Você voltou a atuar como advogado.
Voltei médio. É uma linda profissão, mas a Justiça é um inferno, se quer saber a verdade. Processos demoram anos, corrupção, tráfico de influência e jogos de interesse pra tudo quanto é lado, juízes comprados... Estou ranzinza, né? Estou velho. Não repare, é assim mesmo.

E está na ativa?
Um amigo meu, que tem um escritório aqui no Rio, me convidou para trabalhar lá. Vou lá uma vez por semana e andei fazendo algumas coisas.
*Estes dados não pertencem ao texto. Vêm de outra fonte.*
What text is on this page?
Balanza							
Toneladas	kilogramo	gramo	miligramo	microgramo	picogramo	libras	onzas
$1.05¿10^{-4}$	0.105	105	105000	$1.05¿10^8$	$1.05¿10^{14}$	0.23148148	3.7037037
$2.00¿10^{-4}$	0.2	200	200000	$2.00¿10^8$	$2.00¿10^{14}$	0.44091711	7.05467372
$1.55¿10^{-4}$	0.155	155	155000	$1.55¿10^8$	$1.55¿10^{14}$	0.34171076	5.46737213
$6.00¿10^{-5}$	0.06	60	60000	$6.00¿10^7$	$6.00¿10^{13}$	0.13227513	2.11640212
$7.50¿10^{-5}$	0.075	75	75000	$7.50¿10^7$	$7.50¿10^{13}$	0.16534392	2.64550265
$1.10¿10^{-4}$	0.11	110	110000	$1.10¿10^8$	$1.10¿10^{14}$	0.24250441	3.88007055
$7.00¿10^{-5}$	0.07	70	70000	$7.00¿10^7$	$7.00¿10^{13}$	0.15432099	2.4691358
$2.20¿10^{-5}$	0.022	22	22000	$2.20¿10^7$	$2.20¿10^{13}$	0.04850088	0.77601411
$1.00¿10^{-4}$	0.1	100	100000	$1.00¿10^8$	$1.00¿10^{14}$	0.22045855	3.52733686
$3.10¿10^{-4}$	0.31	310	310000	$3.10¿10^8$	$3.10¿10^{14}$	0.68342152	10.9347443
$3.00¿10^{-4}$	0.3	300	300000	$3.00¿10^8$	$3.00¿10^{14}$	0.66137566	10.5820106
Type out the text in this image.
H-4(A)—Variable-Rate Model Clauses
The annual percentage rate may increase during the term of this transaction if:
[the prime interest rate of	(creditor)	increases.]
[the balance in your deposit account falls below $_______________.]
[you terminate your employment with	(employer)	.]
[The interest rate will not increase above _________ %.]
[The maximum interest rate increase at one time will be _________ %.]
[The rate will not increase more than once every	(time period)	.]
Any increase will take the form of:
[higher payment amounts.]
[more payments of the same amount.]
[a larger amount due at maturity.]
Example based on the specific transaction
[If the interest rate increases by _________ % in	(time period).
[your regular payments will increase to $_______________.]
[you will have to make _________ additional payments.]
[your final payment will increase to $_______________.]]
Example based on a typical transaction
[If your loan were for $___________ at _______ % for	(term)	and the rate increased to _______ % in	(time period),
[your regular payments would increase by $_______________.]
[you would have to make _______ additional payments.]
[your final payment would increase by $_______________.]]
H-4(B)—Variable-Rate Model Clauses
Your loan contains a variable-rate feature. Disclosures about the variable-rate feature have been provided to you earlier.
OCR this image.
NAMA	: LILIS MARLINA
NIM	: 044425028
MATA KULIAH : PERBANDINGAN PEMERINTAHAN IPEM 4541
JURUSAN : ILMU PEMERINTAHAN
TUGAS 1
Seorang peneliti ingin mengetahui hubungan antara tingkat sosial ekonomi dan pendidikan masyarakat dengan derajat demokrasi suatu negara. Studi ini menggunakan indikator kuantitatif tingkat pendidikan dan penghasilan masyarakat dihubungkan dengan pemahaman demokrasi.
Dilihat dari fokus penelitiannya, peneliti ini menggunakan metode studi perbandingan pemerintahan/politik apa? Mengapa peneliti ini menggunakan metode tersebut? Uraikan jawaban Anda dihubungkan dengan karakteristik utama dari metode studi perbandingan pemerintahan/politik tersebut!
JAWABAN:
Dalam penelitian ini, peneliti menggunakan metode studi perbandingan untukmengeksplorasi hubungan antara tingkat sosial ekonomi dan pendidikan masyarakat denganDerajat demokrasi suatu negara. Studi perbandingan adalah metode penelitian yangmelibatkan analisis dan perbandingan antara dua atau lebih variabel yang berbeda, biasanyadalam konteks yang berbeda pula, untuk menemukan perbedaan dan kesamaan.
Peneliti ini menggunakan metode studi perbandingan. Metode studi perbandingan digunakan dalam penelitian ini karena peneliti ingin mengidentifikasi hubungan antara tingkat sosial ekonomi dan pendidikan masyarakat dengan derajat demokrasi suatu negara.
Mesmo com todos os problemas, ando procurando uma maneira de tornar a coisa divertida.

E o advogado Ruy, quem ele prenderia?
Sei lá, meu camarada, acho que não faltariam merecedores, não lhe parece?

“Chame o ladrão”, do Chico. Que tal?
Com certeza. Mas já não tem mais a mesma graça que tinha quando foi composta. Tem mais pergunta?

Acabou.
Escute: por favor, não me venha com essa coisa de memória, não. Estou com o saco cheio disso.

O jornalista sou eu. Por acaso, eu vou ao seu show e fico dizendo o que você tem de cantar?
[Risos]. Já te falei. Cuidado. Estou ficando muito velho. Por que você não me contrata para trabalhar na sua agência?

Manda o currículo.
[Risos]. Olha lá, hein! Sou bom de idéias. Sou muito bom de idéias. E o melhor: eu sou modesto.